Given BIJ’s policy of not publishing PDF copies of the current edition’s articles on their website until the next month’s edition is available, this e-subscription is the only way to get the content in electronic format at the time of publication, and I actually prefer an electronic copy of these “read and toss” magazines anyway. I think that I was sent an invitation for the subscription, but have no idea why; poke around on their site and you’ll probably find something. They also have issues back to January 2000 online, some of which are really a blast from the past.
My only complaint is that the e-subscription issue is hosted on Olive Software’s “ActiveMagazine”, which is really not a nice way to read online. It also doesn’t produce very readable copies if I print to PDF, so if I want to save a copy of an article or send it to a client, I have to either put up with the poor quality or wait until next month for it to come available on the BIJ website.
Yesterday’s article on Coors in Intelligent Enterprise piqued my interest by combining beer and BPM, although I confess that I am highly unlikely to drink an American beer regardless of how efficiently it is delivered.
What I found particularly interesting is the description of how they first approached their BPM efforts, starting in 2000. They have a Director of Business Process Management, who by their own description was “spearheading an IT-led supply chain improvement project, but the team wasn’t collaborating with business users”. Did someone make a mistake about this guy’s title by using the word “business” in it, when he was actually an IT person working on an IT project with little or no business interaction? At the same time, they hired a business architect to do process modelling, but with no coordination with the related IT project.

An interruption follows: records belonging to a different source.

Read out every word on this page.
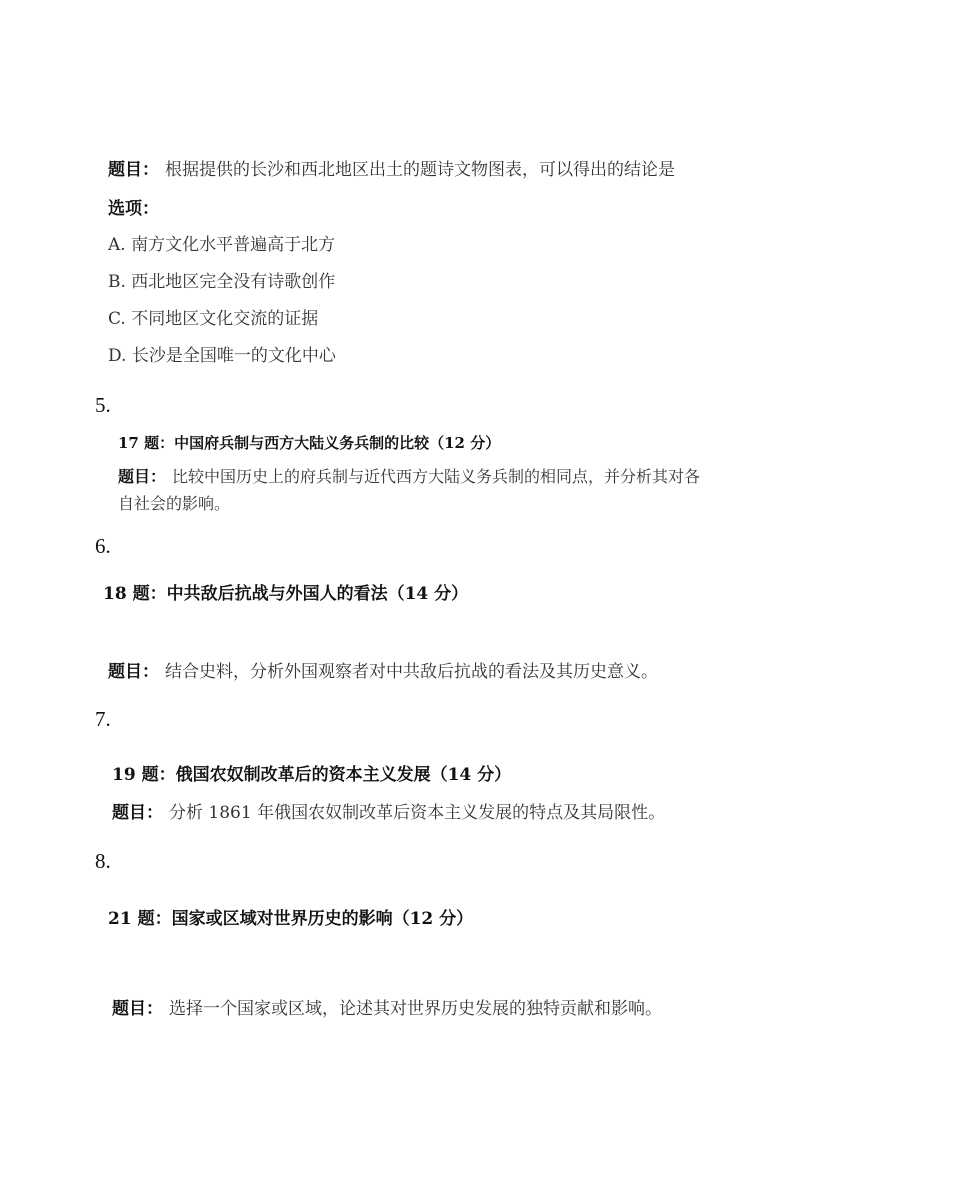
题目： 根据提供的长沙和西北地区出土的题诗文物图表，可以得出的结论是
选项：
A. 南方文化水平普遍高于北方
B. 西北地区完全没有诗歌创作
C. 不同地区文化交流的证据
D. 长沙是全国唯一的文化中心
5.
17 题：中国府兵制与西方大陆义务兵制的比较（12 分）
题目： 比较中国历史上的府兵制与近代西方大陆义务兵制的相同点，并分析其对各
自社会的影响。
6.
18 题：中共敌后抗战与外国人的看法（14 分）
题目： 结合史料，分析外国观察者对中共敌后抗战的看法及其历史意义。
7.
19 题：俄国农奴制改革后的资本主义发展（14 分）
题目： 分析 1861 年俄国农奴制改革后资本主义发展的特点及其局限性。
8.
21 题：国家或区域对世界历史的影响（12 分）
题目： 选择一个国家或区域，论述其对世界历史发展的独特贡献和影响。
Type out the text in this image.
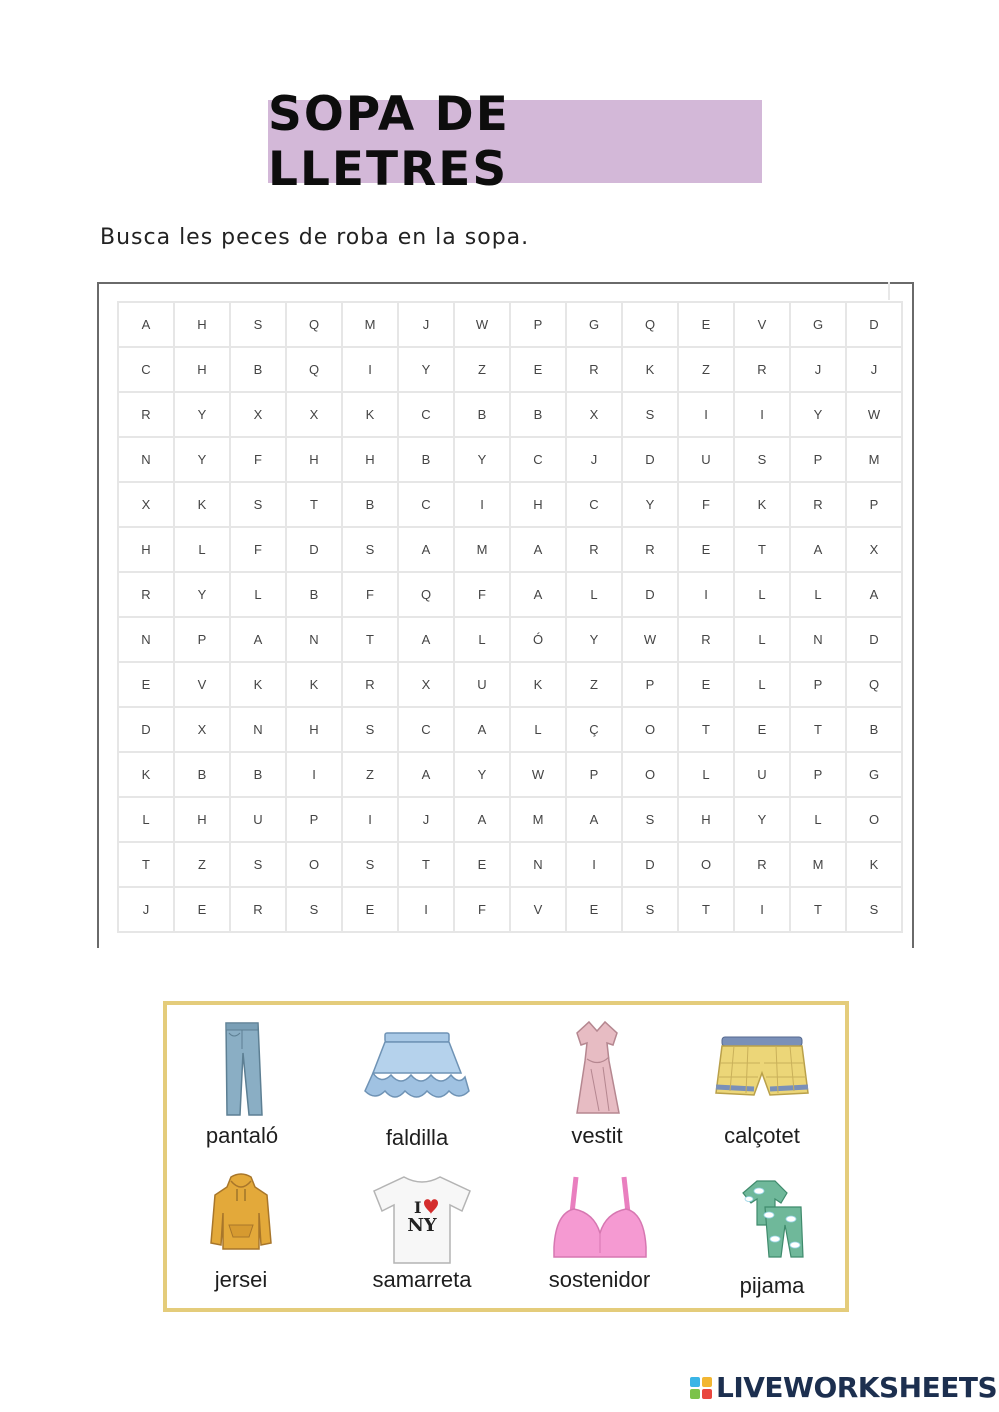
SOPA DE LLETRES
Busca les peces de roba en la sopa.
A	H	S	Q	M	J	W	P	G	Q	E	V	G	D
C	H	B	Q	I	Y	Z	E	R	K	Z	R	J	J
R	Y	X	X	K	C	B	B	X	S	I	I	Y	W
N	Y	F	H	H	B	Y	C	J	D	U	S	P	M
X	K	S	T	B	C	I	H	C	Y	F	K	R	P
H	L	F	D	S	A	M	A	R	R	E	T	A	X
R	Y	L	B	F	Q	F	A	L	D	I	L	L	A
N	P	A	N	T	A	L	Ó	Y	W	R	L	N	D
E	V	K	K	R	X	U	K	Z	P	E	L	P	Q
D	X	N	H	S	C	A	L	Ç	O	T	E	T	B
K	B	B	I	Z	A	Y	W	P	O	L	U	P	G
L	H	U	P	I	J	A	M	A	S	H	Y	L	O
T	Z	S	O	S	T	E	N	I	D	O	R	M	K
J	E	R	S	E	I	F	V	E	S	T	I	T	S
pantaló	faldilla	vestit	calçotet
jersei
I
NY
samarreta	sostenidor	pijama
LIVEWORKSHEETS
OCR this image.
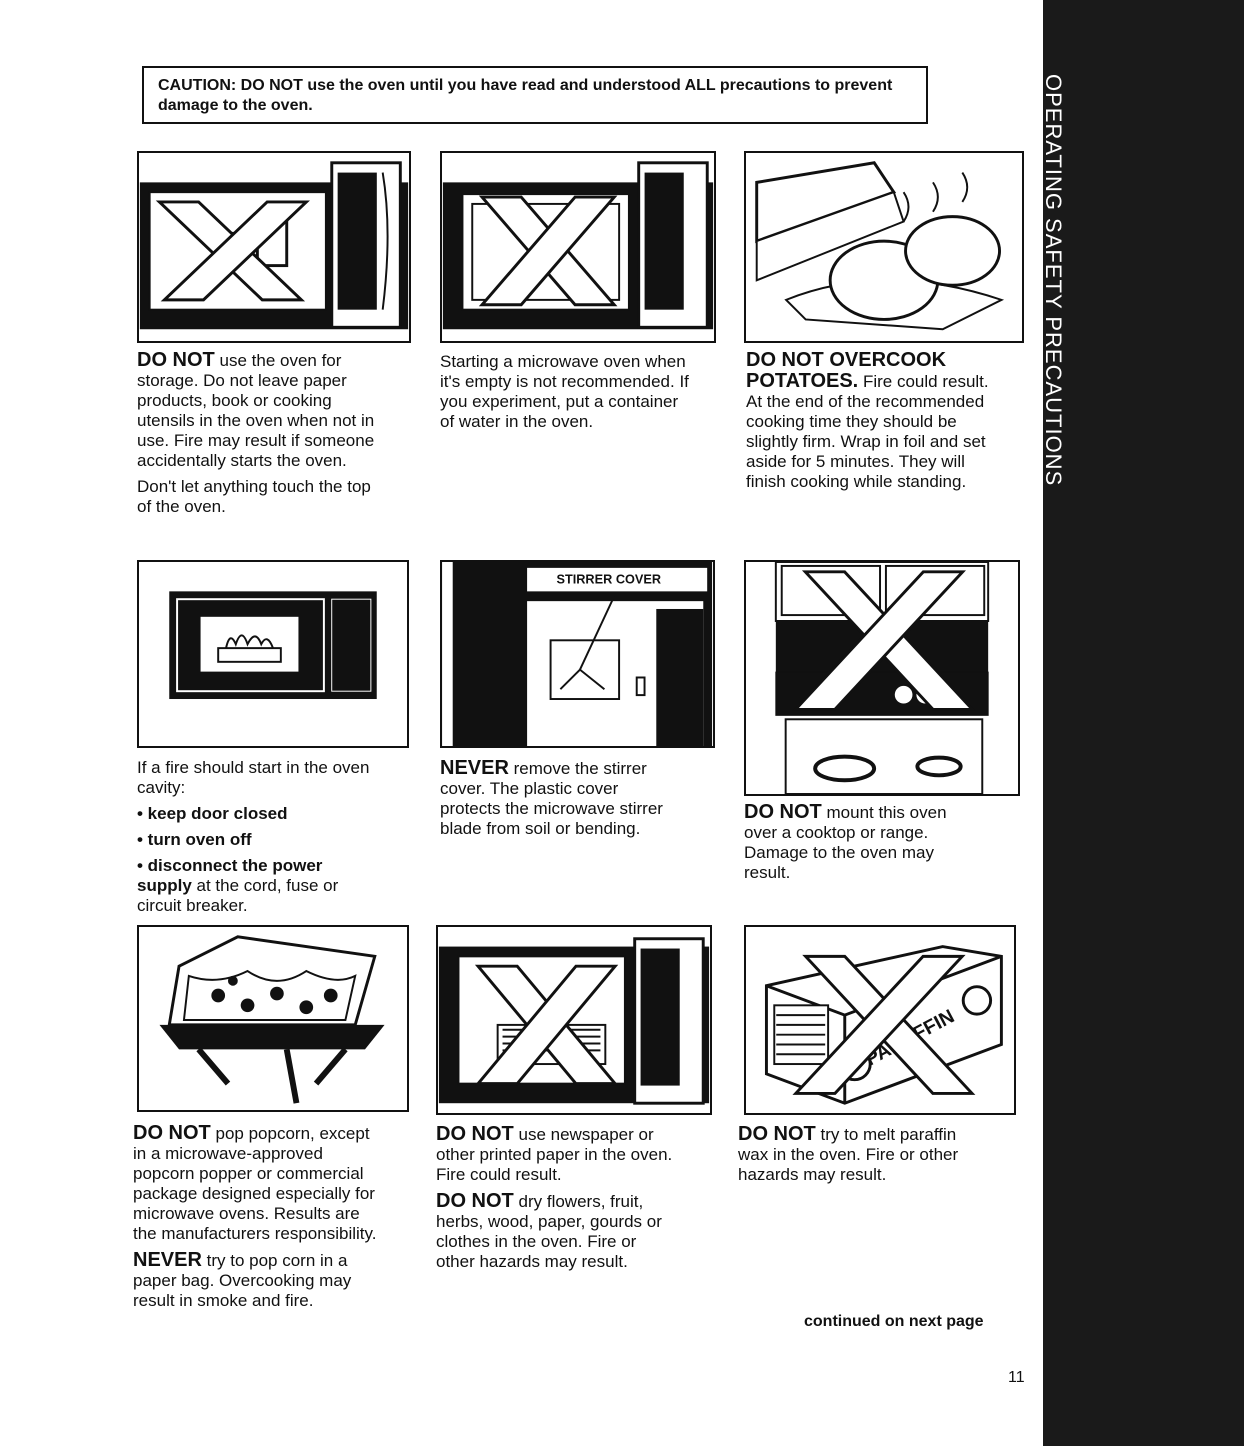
OPERATING SAFETY PRECAUTIONS
CAUTION: DO NOT use the oven until you have read and understood ALL precautions to prevent damage to the oven.

DO NOT use the oven for storage. Do not leave paper products, book or cooking utensils in the oven when not in use. Fire may result if someone accidentally starts the oven.

Don't let anything touch the top of the oven.

Starting a microwave oven when it's empty is not recommended. If you experiment, put a container of water in the oven.

DO NOT OVERCOOK POTATOES. Fire could result. At the end of the recommended cooking time they should be slightly firm. Wrap in foil and set aside for 5 minutes. They will finish cooking while standing.

STIRRER COVER

If a fire should start in the oven cavity:

• keep door closed

• turn oven off

• disconnect the power supply at the cord, fuse or circuit breaker.

NEVER remove the stirrer cover. The plastic cover protects the microwave stirrer blade from soil or bending.

DO NOT mount this oven over a cooktop or range. Damage to the oven may result.

DO NOT pop popcorn, except in a microwave-approved popcorn popper or commercial package designed especially for microwave ovens. Results are the manufacturers responsibility.

NEVER try to pop corn in a paper bag. Overcooking may result in smoke and fire.

DO NOT use newspaper or other printed paper in the oven. Fire could result.

DO NOT dry flowers, fruit, herbs, wood, paper, gourds or clothes in the oven. Fire or other hazards may result.

DO NOT try to melt paraffin wax in the oven. Fire or other hazards may result.

continued on next page
11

The story has a happy ending: boy meets girl and they share business process models to great success. However, this same story is playing out in organizations everywhere, and many are far from a happy ending. Due to the inclusion of all manner of application integration and middleware products under the global BPM naming umbrella, many “BPM” projects start as IT-only EAI, with little or no communication with the business side of the organization, and allow IT to seize control of all subsequent BPM projects. BPM products are selected based on IT’s criteria, then “business process management” projects are built purely by IT, with sufficient arrogance to believe that they understand enough about the business that they don’t need interaction with the business units.
These organizations inevitably end up wondering why the success rate of their BPM projects is so low. It’s simple: they need to put the “business” back in BPM.